Queensland’s Premier and the operators of the state’s major Wivenhoe Dam have gambled that easing rainfall will save thousands of residents from the risk of another Brisbane River flood.
If the extreme event across Wivenhoe Dam’s catchment does ease, Annastacia Palaszczuk, her bureaucrats and the dam engineers operating this vital infrastructure will get lucky.
They’ll win this brazen gamble and we’ll all avoid a repeat of 2011 when the dam operators were paralysed until they had to make emergency releases, flooding Australia’s third-largest city, causing billions of dollars in damage and ruining thousands of homes and businesses.
But if the Premier and her people blow this – if they are forced to make emergency releases again and flood the city severely, again, with the water they’ve stored for too long – it will be unforgivable.
Because in 2022 it should not come down to just dumb luck.
After the lessons learned this past decade, after the millions spent on public inquiries and the big damages payouts from the government, which was sued over its negligence in Wivenhoe Dam’s 2011 operations, the public at risk deserve much more.
The fact it has come to the crossing of all the Premier’s fingers and toes in the hope the rain would ease just in time to avoid making devastating water releases from the dam – to protect its infrastructure – is the epitome of risk-taking.

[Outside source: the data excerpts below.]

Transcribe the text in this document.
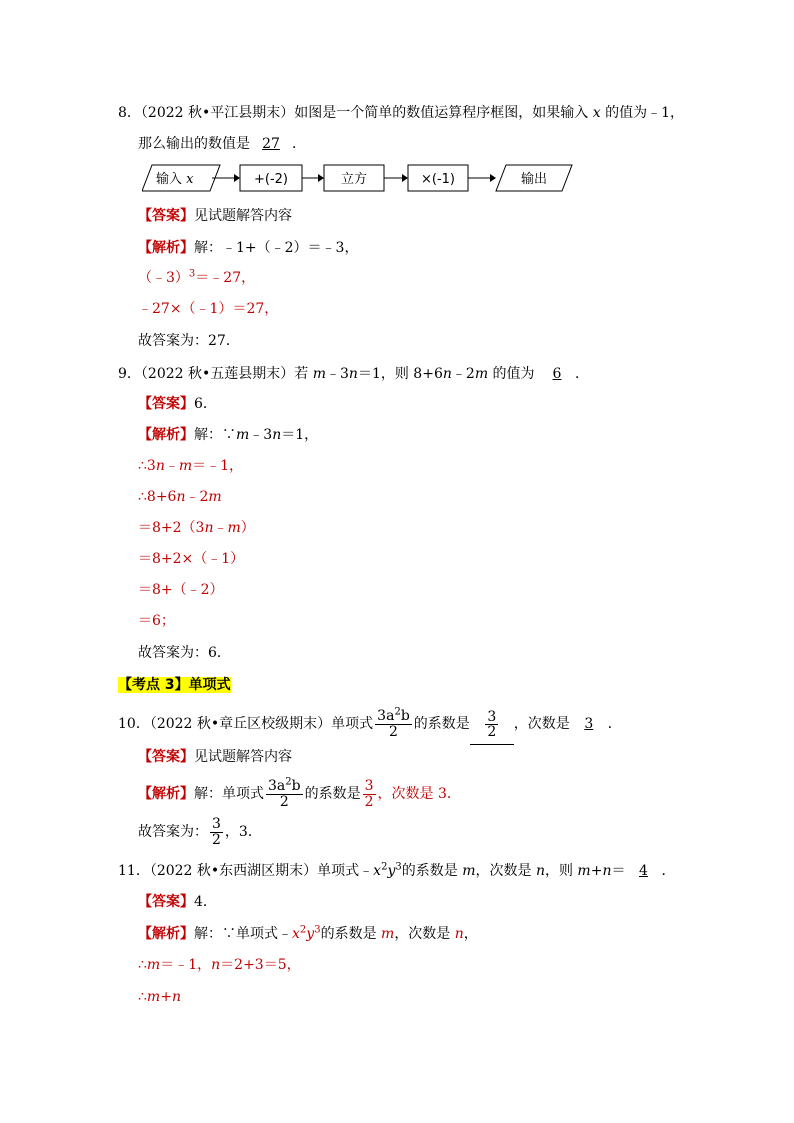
8．（2022 秋•平江县期末）如图是一个简单的数值运算程序框图，如果输入 x 的值为﹣1，
那么输出的数值是 27 ．
输入 x	+(-2)	立方	×(-1)	输出
【答案】见试题解答内容
【解析】解：﹣1+（﹣2）＝﹣3，
（﹣3）$^3$＝﹣27，
﹣27×（﹣1）＝27，
故答案为：27．
9．（2022 秋•五莲县期末）若 m﹣3n＝1，则 8+6n﹣2m 的值为 6 ．
【答案】6．
【解析】解：∵m﹣3n＝1，
∴3n﹣m＝﹣1，
∴8+6n﹣2m
＝8+2（3n﹣m）
＝8+2×（﹣1）
＝8+（﹣2）
＝6；
故答案为：6．
【考点 3】单项式
10．（2022 秋•章丘区校级期末）单项式 $\frac{3a^2b}{2}$ 的系数是 $\frac{3}{2}$ ，次数是 3 ．
【答案】见试题解答内容
【解析】解：单项式 $\frac{3a^2b}{2}$ 的系数是 $\frac{3}{2}$ ，次数是 3．
故答案为： $\frac{3}{2}$ ，3．
11．（2022 秋•东西湖区期末）单项式$﹣x^2y^3$的系数是 m，次数是 n，则 m+n＝ 4 ．
【答案】4．
【解析】解：∵单项式$﹣x^2y^3$的系数是 m，次数是 n，
∴m＝﹣1，n＝2+3＝5，
∴m+n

Thousands of Brisbane residents in low-lying areas should know some time on Monday whether they can thank their lucky stars and avoid the worst, or be inundated by what would need to be emergency releases of water from a dam almost brimful.
The weather forecasts are improving. It does appear we’ll pull this one off, with very little margin for error. Controlled flow rates of release out of Wivenhoe Dam started on Sunday.
Too little, too late. Easing rain will keep these releases to a minimum and minimise the Brisbane River’s flooding.
The reason it has come to this in 2022 is because despite everything since 2011, Palaszczuk’s government signed off on a new operating manual for the dam – a manual that is rigid in not permitting water releases based on forecast rainfall.
That’s right – until the rain is actually on the ground, the dam operators will not take pre-emptive actions; they will not make early releases before a flood.
They will not make early releases that would give extra storage capacity in the dam for a severe rainfall event such as this.
As we saw in Queensland in 2011, the policy setting is peak absurdity; it sets the city up for potential disaster.
From farmers to air traffic controllers to captains of industry and airlines and shipping, we all take prudent precautions over extreme, severe weather and rainfall forecasts. It’s why the Premier was prudently warning us last Wednesday of this coming event.
The dam operator’s justification for not acting before a potential disaster strains credulity.
It’s not his fault but it was trotted out by SEQWater’s Mike Foster in the disaster centre on Sunday – and it’s essentially that weather forecasts are not sufficiently accurate for dam operators to justify pre-emptive releases that would lose water from the system.
Instead, they sit on their hands and wait until there’s water on the ground. Even then they’re slower than a wet week with releases.
This was the dam operator’s gambling folly in 2011. It’s their gambling folly going forward for as long as this manual is rigid in ignoring weather forecasts.
The risk-reward comparison is not complex: the downside of making pre-emptive releases before the river is in flood is that the dam will lose some of its water reserves. So what? The rain will fall again.
The downside of paralysis, of not making releases, is that when your hand is forced and the releases are urgent and huge, you lose billons by flooding the city.
That’s why Brisbane got smashed in 2011. It was hard for many of us to believe those in charge would put the blinkers on again and fail to appreciate that grave forecasts of intense, extreme rainfall do result in just that.
Prudent action in the face of those Bureau of Meteorology warnings of extreme rainfall would have meant significant pre-emptive releases of water from the Wivenhoe Dam on Wednesday, Thursday and Friday, before the rain arrived.
Those releases would have temporarily flooded some rural bridges and minor roads, a minor, fleeting inconvenience for a very small number of people but given a much greater capacity in the dam and a larger buffer of flood storage to cope with the extreme rainfall that the dam’s operators were warned was imminent.